My Dad has always been a walker. Wherever we are, whether he’s at home, or out somewhere new on holiday, he’ll get his walking stick and off he’ll go. In rain or shine. He walks fast too, for a 75-year-old guy. I know he does it for physical health reasons and to keep fit, but the knock on positive affect on his mental health and happiness is probably bigger than he knows.
Walking let’s you switch off. Leave your phone at home. Leave your distractions. Notice the magnolia petals like a white and yellow carpet on the pavement. Look at that blackened banana skin someone dropped. See that idyllic corner of the street, where the white walls and the yellow shutters complement the pink petals of the bougainvillea so perfectly.
Listen to the sound of those kids playing soccer on the field, their shrieks of laughter. Here comes the mist, over the mountain and oh, feel that cooling wind on my cheeks. Look at that couple walking their dog and holding hands, like they’ve loved each other for decades. Pass an open window, see people gathered around a table, hear the clink of glasses, the scrape of cutlery on plates, their low voices.

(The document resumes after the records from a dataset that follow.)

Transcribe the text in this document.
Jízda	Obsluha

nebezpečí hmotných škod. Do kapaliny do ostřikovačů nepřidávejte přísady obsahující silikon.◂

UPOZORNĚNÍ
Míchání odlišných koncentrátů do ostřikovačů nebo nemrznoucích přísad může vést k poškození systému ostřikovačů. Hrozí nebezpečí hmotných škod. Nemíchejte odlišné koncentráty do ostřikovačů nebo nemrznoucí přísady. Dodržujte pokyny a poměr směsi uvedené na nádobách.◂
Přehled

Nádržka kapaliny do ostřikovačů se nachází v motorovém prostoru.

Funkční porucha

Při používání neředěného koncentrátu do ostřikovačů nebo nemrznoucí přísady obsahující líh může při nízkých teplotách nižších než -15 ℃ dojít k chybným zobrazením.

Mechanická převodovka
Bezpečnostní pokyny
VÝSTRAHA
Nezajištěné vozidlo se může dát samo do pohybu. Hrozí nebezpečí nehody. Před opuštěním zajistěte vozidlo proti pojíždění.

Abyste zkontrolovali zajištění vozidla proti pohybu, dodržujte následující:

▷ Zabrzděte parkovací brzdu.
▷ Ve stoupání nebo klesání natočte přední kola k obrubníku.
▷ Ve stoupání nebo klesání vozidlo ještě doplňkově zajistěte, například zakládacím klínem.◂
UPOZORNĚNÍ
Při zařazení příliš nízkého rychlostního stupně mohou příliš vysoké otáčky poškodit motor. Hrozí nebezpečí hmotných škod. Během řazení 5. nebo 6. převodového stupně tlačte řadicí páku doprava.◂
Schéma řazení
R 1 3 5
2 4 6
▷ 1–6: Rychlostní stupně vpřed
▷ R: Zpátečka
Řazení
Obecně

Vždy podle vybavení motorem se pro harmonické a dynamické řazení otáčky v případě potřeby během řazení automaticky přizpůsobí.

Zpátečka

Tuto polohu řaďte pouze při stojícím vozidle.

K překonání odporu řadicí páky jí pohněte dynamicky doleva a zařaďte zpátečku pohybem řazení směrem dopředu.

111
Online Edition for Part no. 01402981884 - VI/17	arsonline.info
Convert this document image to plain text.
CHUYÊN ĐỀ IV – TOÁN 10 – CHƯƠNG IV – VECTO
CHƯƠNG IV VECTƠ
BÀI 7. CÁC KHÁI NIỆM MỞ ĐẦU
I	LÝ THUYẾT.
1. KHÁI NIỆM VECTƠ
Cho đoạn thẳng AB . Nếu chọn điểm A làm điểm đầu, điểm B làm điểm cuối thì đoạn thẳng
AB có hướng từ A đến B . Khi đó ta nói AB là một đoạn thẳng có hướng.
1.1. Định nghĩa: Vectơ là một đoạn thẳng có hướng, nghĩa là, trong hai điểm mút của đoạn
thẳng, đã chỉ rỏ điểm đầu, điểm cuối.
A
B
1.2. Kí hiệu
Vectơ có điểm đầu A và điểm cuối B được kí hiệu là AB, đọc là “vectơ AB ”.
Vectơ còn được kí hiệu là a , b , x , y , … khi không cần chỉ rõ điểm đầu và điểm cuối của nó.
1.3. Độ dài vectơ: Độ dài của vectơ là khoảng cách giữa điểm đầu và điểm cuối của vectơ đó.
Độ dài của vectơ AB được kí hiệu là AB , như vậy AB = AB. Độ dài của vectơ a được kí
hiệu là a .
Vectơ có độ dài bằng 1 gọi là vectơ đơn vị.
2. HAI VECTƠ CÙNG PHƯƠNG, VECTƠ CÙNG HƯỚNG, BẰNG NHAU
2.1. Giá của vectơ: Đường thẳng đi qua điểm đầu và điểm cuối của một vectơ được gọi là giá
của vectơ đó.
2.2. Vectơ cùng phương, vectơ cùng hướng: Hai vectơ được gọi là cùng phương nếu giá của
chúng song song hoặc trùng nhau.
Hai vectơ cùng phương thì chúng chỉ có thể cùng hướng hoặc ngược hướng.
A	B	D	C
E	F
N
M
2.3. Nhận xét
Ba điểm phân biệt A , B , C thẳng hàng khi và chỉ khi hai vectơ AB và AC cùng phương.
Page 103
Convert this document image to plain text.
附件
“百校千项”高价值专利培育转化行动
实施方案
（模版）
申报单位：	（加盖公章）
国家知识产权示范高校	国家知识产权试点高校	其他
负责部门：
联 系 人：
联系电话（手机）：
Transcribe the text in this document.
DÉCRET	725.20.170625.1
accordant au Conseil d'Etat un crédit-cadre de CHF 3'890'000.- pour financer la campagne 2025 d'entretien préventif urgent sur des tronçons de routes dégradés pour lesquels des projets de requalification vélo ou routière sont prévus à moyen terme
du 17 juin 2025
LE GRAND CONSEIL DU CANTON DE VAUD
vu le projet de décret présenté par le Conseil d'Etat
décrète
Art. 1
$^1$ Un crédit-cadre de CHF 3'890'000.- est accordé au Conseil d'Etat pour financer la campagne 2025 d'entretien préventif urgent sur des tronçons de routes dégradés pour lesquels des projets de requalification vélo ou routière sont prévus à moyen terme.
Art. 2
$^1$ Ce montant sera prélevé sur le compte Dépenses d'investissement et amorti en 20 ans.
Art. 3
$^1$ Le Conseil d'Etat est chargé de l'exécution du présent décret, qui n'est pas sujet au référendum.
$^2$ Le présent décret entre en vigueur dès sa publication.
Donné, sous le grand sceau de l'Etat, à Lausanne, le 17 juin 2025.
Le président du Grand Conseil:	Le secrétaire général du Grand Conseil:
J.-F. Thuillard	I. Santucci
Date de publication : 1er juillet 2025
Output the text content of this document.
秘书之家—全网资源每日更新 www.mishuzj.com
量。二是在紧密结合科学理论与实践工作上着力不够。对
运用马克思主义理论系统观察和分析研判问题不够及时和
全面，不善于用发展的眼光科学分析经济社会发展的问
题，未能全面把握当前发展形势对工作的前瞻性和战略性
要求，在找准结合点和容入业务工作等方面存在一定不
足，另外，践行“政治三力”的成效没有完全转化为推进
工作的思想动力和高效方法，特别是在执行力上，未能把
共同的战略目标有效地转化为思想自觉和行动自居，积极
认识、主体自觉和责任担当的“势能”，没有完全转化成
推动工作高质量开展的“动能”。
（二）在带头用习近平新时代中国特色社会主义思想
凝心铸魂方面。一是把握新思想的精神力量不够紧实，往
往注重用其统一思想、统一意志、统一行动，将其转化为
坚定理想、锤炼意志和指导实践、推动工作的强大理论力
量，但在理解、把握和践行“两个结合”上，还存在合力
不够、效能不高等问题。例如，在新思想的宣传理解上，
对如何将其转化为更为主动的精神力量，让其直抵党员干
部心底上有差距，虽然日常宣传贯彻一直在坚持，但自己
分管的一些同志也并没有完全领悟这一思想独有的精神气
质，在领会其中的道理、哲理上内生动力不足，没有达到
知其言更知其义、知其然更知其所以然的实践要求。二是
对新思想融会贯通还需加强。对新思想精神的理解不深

And while your mind is noticing all of these small details, all the worries and minutiae it used to be full of have dissipated, just for a little bit. It is focused, clear and calm inside there.
I’m busy reading Arianna Huffington’s Thrive and she dedicates a whole chapter to the benefits of walking. She says she came up with some of her best ideas while walking, and that she actually used to schedule walking meetings, instead of ones where people gathered around the boardroom table. “Sit still and our minds want to ramble. Get up and start walking, and our minds can slow down and be more focused,” she says.
And it’s not just her that are fans of walking. Thomas Jefferson, Ernest Hemingway and even Nietzsche used to walk and have their best ideas while doing so, according to Thrive. Henry David Thoreau used to walk to “shake off the village”, which is such a wonderful expression to me. Shake off those 43 Whatsapp messages, shake off those emails from your boss asking for things, shake off all the tiny demands that add up to a huge weight in your brain, and just for a moment, be you, in a quiet space, with trees above you – and a big blue sky.
I only walked for 25 minutes today. But I got home with a smile on my face, and suddenly felt “unblocked” creatively and then I sat down and wrote this post. Is a little blog post about walking going to change the world? No. But it’s a clear demonstration of the power of MOVEMENT, and how just a short time away from distractions, and a break from technology, can do wonders for your brain.
Try take a walk this week around your neighbourhood, even if it’s only for 20 minutes. Leave your phone at home. Breathe in, breathe out, and notice things. And tell yourself that sometimes it’s okay not to go fast. In fact, sometimes it’s very good for us to go slow.
Hope you’re all having lovely weekends.